Au total, le stade apparaît comme un observatoire privilégié d’une société urbaine, dans sa moitié masculine au moins (85% des spectateurs sont des hommes). S’y théâtralisent les rapports sociaux et vicinaux, selon des mécanismes dont sont largement conscients les spectateurs.
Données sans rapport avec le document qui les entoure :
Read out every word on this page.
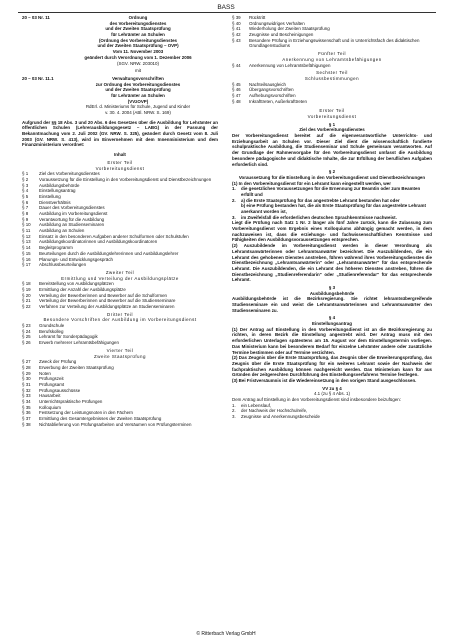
BASS
20 – 03 Nr. 11	Ordnung
des Vorbereitungsdienstes
und der Zweiten Staatsprüfung
für Lehrämter an Schulen
(Ordnung des Vorbereitungsdienstes
und der Zweiten Staatsprüfung – OVP)
Vom 11. November 2003
geändert durch Verordnung vom 1. Dezember 2006
(SGV. NRW. 203010)
mit
20 – 03 Nr. 11.1	Verwaltungsvorschriften
zur Ordnung des Vorbereitungsdienstes
und der Zweiten Staatsprüfung
für Lehrämter an Schulen
(VVzOVP)
RdErl. d. Ministeriums für Schule, Jugend und Kinder
v. 30. 4. 2004 (ABl. NRW. S. 169)
Aufgrund der §§ 18 Abs. 3 und 20 Abs. 6 des Gesetzes über die Ausbildung für Lehrämter an öffentlichen Schulen (Lehrerausbildungsgesetz – LABG) in der Fassung der Bekanntmachung vom 2. Juli 2002 (GV. NRW. S. 325), geändert durch Gesetz vom 8. Juli 2003 (GV. NRW. S. 413), wird im Einvernehmen mit dem Innenministerium und dem Finanzministerium verordnet:
Inhalt
Erster Teil
Vorbereitungsdienst
§ 1	Ziel des Vorbereitungsdienstes
§ 2	Voraussetzung für die Einstellung in den Vorbereitungsdienst und Dienstbezeichnungen
§ 3	Ausbildungsbehörde
§ 4	Einstellungsantrag
§ 5	Einstellung
§ 6	Dienstverhältnis
§ 7	Dauer des Vorbereitungsdienstes
§ 8	Ausbildung im Vorbereitungsdienst
§ 9	Verantwortung für die Ausbildung
§ 10	Ausbildung an Studienseminaren
§ 11	Ausbildung an Schulen
§ 12	Einsatz in den besonderen Aufgaben anderer Schulformen oder Schulstufen
§ 13	Ausbildungskoordinatorinnen und Ausbildungskoordinatoren
§ 14	Begleitprogramm
§ 15	Beurteilungen durch die Ausbildungslehrerinnen und Ausbildungslehrer
§ 16	Planungs- und Entwicklungsgespräch
§ 17	Abschlussbeurteilungen
Zweiter Teil
Ermittlung und Verteilung der Ausbildungsplätze
§ 18	Bereitstellung von Ausbildungsplätzen
§ 19	Ermittlung der Anzahl der Ausbildungsplätze
§ 20	Verteilung der Bewerberinnen und Bewerber auf die Schulformen
§ 21	Verteilung der Bewerberinnen und Bewerber auf die Studienseminare
§ 22	Verfahren zur Verteilung der Ausbildungsplätze an Studienseminaren
Dritter Teil
Besondere Vorschriften der Ausbildung im Vorbereitungsdienst
§ 23	Grundschule
§ 24	Berufskolleg
§ 25	Lehramt für Sonderpädagogik
§ 26	Erwerb mehrerer Lehramtsbefähigungen
Vierter Teil
Zweite Staatsprüfung
§ 27	Zweck der Prüfung
§ 28	Erwerbung der Zweiten Staatsprüfung
§ 29	Noten
§ 30	Prüfungszeit
§ 31	Prüfungsamt
§ 32	Prüfungsausschüsse
§ 33	Hausarbeit
§ 34	Unterrichtspraktische Prüfungen
§ 35	Kolloquium
§ 36	Festsetzung der Leistungsnoten in den Fächern
§ 37	Ermittlung des Gesamtergebnisses der Zweiten Staatsprüfung
§ 38	Nichtablieferung von Prüfungsarbeiten und Versäumen von Prüfungsterminen
§ 39	Rücktritt
§ 40	Ordnungswidriges Verhalten
§ 41	Wiederholung der Zweiten Staatsprüfung
§ 42	Zeugnisse und Bescheinigungen
§ 43	Besondere Prüfung in Erziehungswissenschaft und in Unterrichtsfach des didaktischen Grundlagenstudiums
Fünfter Teil
Anerkennung von Lehramtsbefähigungen
§ 44	Anerkennung von Lehramtsbefähigungen
Sechster Teil
Schlussbestimmungen
§ 45	Nachteilsausgleich
§ 46	Übergangsvorschriften
§ 47	Aufhebungsvorschriften
§ 48	Inkrafttreten, Außerkrafttreten
Erster Teil
Vorbereitungsdienst
§ 1
Ziel des Vorbereitungsdienstes
Der Vorbereitungsdienst bereitet auf die eigenverantwortliche Unterrichts- und Erziehungsarbeit an Schulen vor. Dieser Ziel dient die wissenschaftlich fundierte schulpraktische Ausbildung, die Studienseminar und Schule gemeinsam verantworten. Auf der Grundlage der Rahmenvorgabe für den Vorbereitungsdienst umfasst die Ausbildung besondere pädagogische und didaktische Inhalte, die zur Erfüllung der beruflichen Aufgaben erforderlich sind.
§ 2
Voraussetzung für die Einstellung in den Vorbereitungsdienst und Dienstbezeichnungen
(1) In den Vorbereitungsdienst für ein Lehramt kann eingestellt werden, wer
1.	die gesetzlichen Voraussetzungen für die Ernennung zur Beamtin oder zum Beamten erfüllt und
2.	a) die Erste Staatsprüfung für das angestrebte Lehramt bestanden hat oder
b) eine Prüfung bestanden hat, die als Erste Staatsprüfung für das angestrebte Lehramt anerkannt worden ist,
3.	im Zweifelsfall die erforderlichen deutschen Sprachkenntnisse nachweist.
Liegt die Prüfung nach Satz 1 Nr. 2 länger als fünf Jahre zurück, kann die Zulassung zum Vorbereitungsdienst vom Ergebnis eines Kolloquiums abhängig gemacht werden, in dem nachzuweisen ist, dass die erziehungs- und fachwissenschaftlichen Kenntnisse und Fähigkeiten den Ausbildungsvoraussetzungen entsprechen.
(2) Auszubildende im Vorbereitungsdienst werden in dieser Verordnung als Lehramtsanwärterinnen oder Lehramtsanwärter bezeichnet. Die Auszubildenden, die ein Lehramt des gehobenen Dienstes anstreben, führen während ihres Vorbereitungsdienstes die Dienstbezeichnung „Lehramtsanwärterin" oder „Lehramtsanwärter" für das entsprechende Lehramt. Die Auszubildenden, die ein Lehramt des höheren Dienstes anstreben, führen die Dienstbezeichnung „Studienreferendarin" oder „Studienreferendar" für das entsprechende Lehramt.
§ 3
Ausbildungsbehörde
Ausbildungsbehörde ist die Bezirksregierung. Sie richtet lehramtsübergreifende Studienseminare ein und weist die Lehramtsanwärterinnen und Lehramtsanwärter den Studienseminaren zu.
§ 4
Einstellungsantrag
(1) Der Antrag auf Einstellung in den Vorbereitungsdienst ist an die Bezirksregierung zu richten, in deren Bezirk die Einstellung angestrebt wird. Der Antrag muss mit den erforderlichen Unterlagen spätestens am 15. August vor dem Einstellungstermin vorliegen. Das Ministerium kann bei besonderem Bedarf für einzelne Lehrämter andere oder zusätzliche Termine bestimmen oder auf Termine verzichten.
(2) Das Zeugnis über die Erste Staatsprüfung, das Zeugnis über die Erweiterungsprüfung, das Zeugnis über die Erste Staatsprüfung für ein weiteres Lehramt sowie der Nachweis der fachpraktischen Ausbildung können nachgereicht werden. Das Ministerium kann für aus Gründen der zeitgerechten Durchführung des Einstellungsverfahrens Termine festlegen.
(3) Bei Fristversäumnis ist die Wiedereinsetzung in den vorigen Stand ausgeschlossen.
VV zu § 4
4.1 (zu § 4 Abs. 1)
Dem Antrag auf Einstellung in den Vorbereitungsdienst sind insbesondere beizufügen:
1.	ein Lebenslauf,
2.	der Nachweis der Hochschulreife,
3.	Zeugnisse und Anerkennungsbescheide
© Ritterbach Verlag GmbH
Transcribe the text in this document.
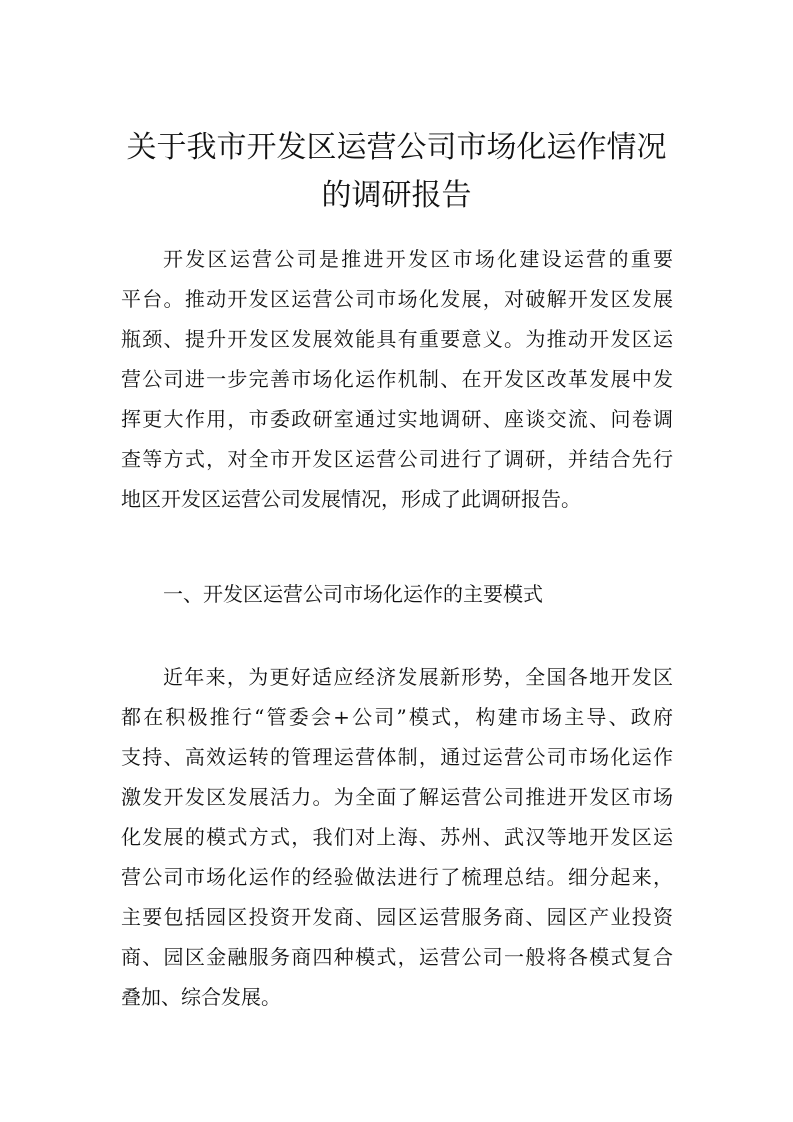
关于我市开发区运营公司市场化运作情况
的调研报告
开发区运营公司是推进开发区市场化建设运营的重要
平台。推动开发区运营公司市场化发展，对破解开发区发展
瓶颈、提升开发区发展效能具有重要意义。为推动开发区运
营公司进一步完善市场化运作机制、在开发区改革发展中发
挥更大作用，市委政研室通过实地调研、座谈交流、问卷调
查等方式，对全市开发区运营公司进行了调研，并结合先行
地区开发区运营公司发展情况，形成了此调研报告。
一、开发区运营公司市场化运作的主要模式
近年来，为更好适应经济发展新形势，全国各地开发区
都在积极推行“管委会+公司”模式，构建市场主导、政府
支持、高效运转的管理运营体制，通过运营公司市场化运作
激发开发区发展活力。为全面了解运营公司推进开发区市场
化发展的模式方式，我们对上海、苏州、武汉等地开发区运
营公司市场化运作的经验做法进行了梳理总结。细分起来，
主要包括园区投资开发商、园区运营服务商、园区产业投资
商、园区金融服务商四种模式，运营公司一般将各模式复合
叠加、综合发展。
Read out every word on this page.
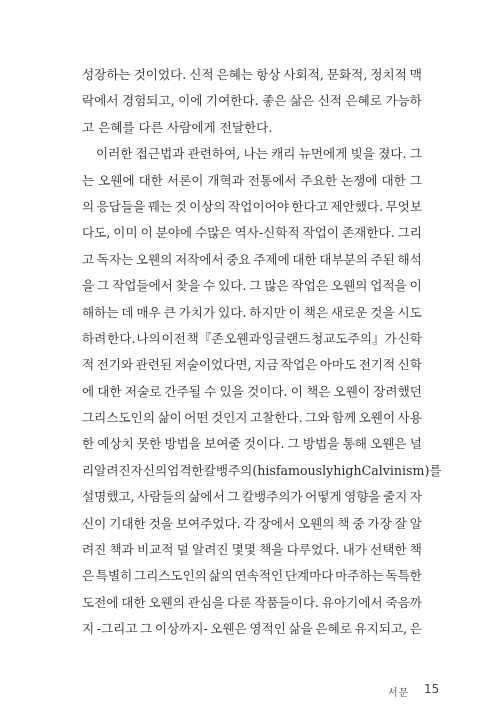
성장하는 것이었다. 신적 은혜는 항상 사회적, 문화적, 정치적 맥
락에서 경험되고, 이에 기여한다. 좋은 삶은 신적 은혜로 가능하
고 은혜를 다른 사람에게 전달한다.
이러한 접근법과 관련하여, 나는 캐리 뉴먼에게 빚을 졌다. 그
는 오웬에 대한 서론이 개혁과 전통에서 주요한 논쟁에 대한 그
의 응답들을 꿰는 것 이상의 작업이어야 한다고 제안했다. 무엇보
다도, 이미 이 분야에 수많은 역사-신학적 작업이 존재한다. 그리
고 독자는 오웬의 저작에서 중요 주제에 대한 대부분의 주된 해석
을 그 작업들에서 찾을 수 있다. 그 많은 작업은 오웬의 업적을 이
해하는 데 매우 큰 가치가 있다. 하지만 이 책은 새로운 것을 시도
하려 한다. 나의 이전 책『존 오웬과 잉글랜드 청교도주의』가 신학
적 전기와 관련된 저술이었다면, 지금 작업은 아마도 전기적 신학
에 대한 저술로 간주될 수 있을 것이다. 이 책은 오웬이 장려했던
그리스도인의 삶이 어떤 것인지 고찰한다. 그와 함께 오웬이 사용
한 예상치 못한 방법을 보여줄 것이다. 그 방법을 통해 오웬은 널
리 알려진 자신의 엄격한 칼뱅주의(his famously high Calvinism)를
설명했고, 사람들의 삶에서 그 칼뱅주의가 어떻게 영향을 줄지 자
신이 기대한 것을 보여주었다. 각 장에서 오웬의 책 중 가장 잘 알
려진 책과 비교적 덜 알려진 몇몇 책을 다루었다. 내가 선택한 책
은 특별히 그리스도인의 삶의 연속적인 단계마다 마주하는 독특한
도전에 대한 오웬의 관심을 다룬 작품들이다. 유아기에서 죽음까
지 -그리고 그 이상까지- 오웬은 영적인 삶을 은혜로 유지되고, 은
서문 15
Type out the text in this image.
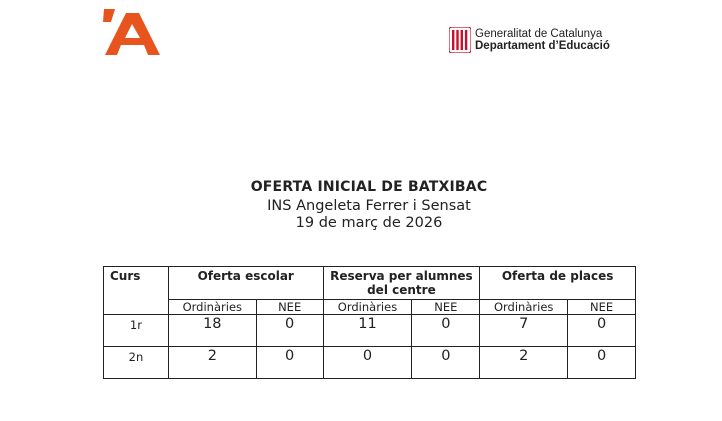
Generalitat de Catalunya
Departament d’Educació
OFERTA INICIAL DE BATXIBAC
INS Angeleta Ferrer i Sensat
19 de març de 2026
Curs	Oferta escolar		Reserva per alumnes del centre		Oferta de places	
	Ordinàries	NEE	Ordinàries	NEE	Ordinàries	NEE
1r	18	0	11	0	7	0
2n	2	0	0	0	2	0
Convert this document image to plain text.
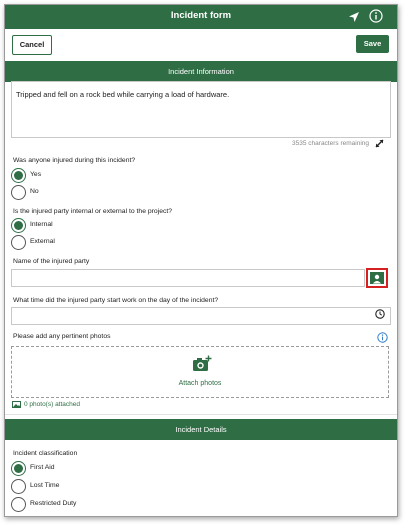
Incident form
Cancel	Save
Incident Information
Tripped and fell on a rock bed while carrying a load of hardware.
3535 characters remaining
Was anyone injured during this incident?
Yes
No
Is the injured party internal or external to the project?
Internal
External
Name of the injured party
What time did the injured party start work on the day of the incident?
Please add any pertinent photos
Attach photos
0 photo(s) attached
Incident Details
Incident classification
First Aid
Lost Time
Restricted Duty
Des « cartes mentales » du stade accentueraient les contrastes repérés par l’enquête, que les usagers perçoivent de façon plus marquée encore. S’y expriment tout à la fois un consensus autour de l’équipe qui symbolise la ville et des différences dans les styles de supportérisme, dans l’engouement relatif pour telle ou telle catégorie de joueurs. Un tel site, miroir d’identités, centrale d’intégration —et non de fusion— dans la ville, mérite, à coup sûr, le détour, y compris pour le cartographe.

 

FIN


*    Maître de Conférences, Université d’Aix-en-Provence.

[1]    La première a été menée le 15 décembre 1985 à l’occasion du match Olympique de Marseille – Paris Saint-Germain, alors leader du championnat, la seconde le 22 mai 1987 lors du match O.M.- R.C. Lens. On trouve ra un bilan détaillé de la première enquête dans BROMBERGER C., HAYOT A., MARIOTTINI J.M., 1987, « Allez l’O.M. ! Forza Juve ! La passion pour le football à Marseille et à Turin », Terrain, n° 8, pp. 8-41. Voir aussi : BROMBERGER C., « Les dieux de l’Ohème », Autrement, numéro spécial sur Marseille (sous presse).

La recherche que nous conduisons, avec A. Hayot et J.M. Mariottini, sur l’engouement pour les clubs et les matchs de football à Marseille, Turin et Naples est soutenue par la Mission du Patrimoine Ethnologique (Ministère de la Culture) et par l’URA 648 (Ethnologie des Pays de la Méditerranée nord-occidentale) du CNRS.

[2]    Voir sur ce point : BROMBERGER C. HAYOT A., MARIOTTINI J.M., op. cit., pp. 14-20 ; et POCIELLO C, 1982, « La force, l’énergie, la grâce et les réflexes. Le jeu complexe des dispositions culturelles et sportives », Sports et sociétés : approche socioculturelle des pratiques, Paris, Vigot, pp. 171-238.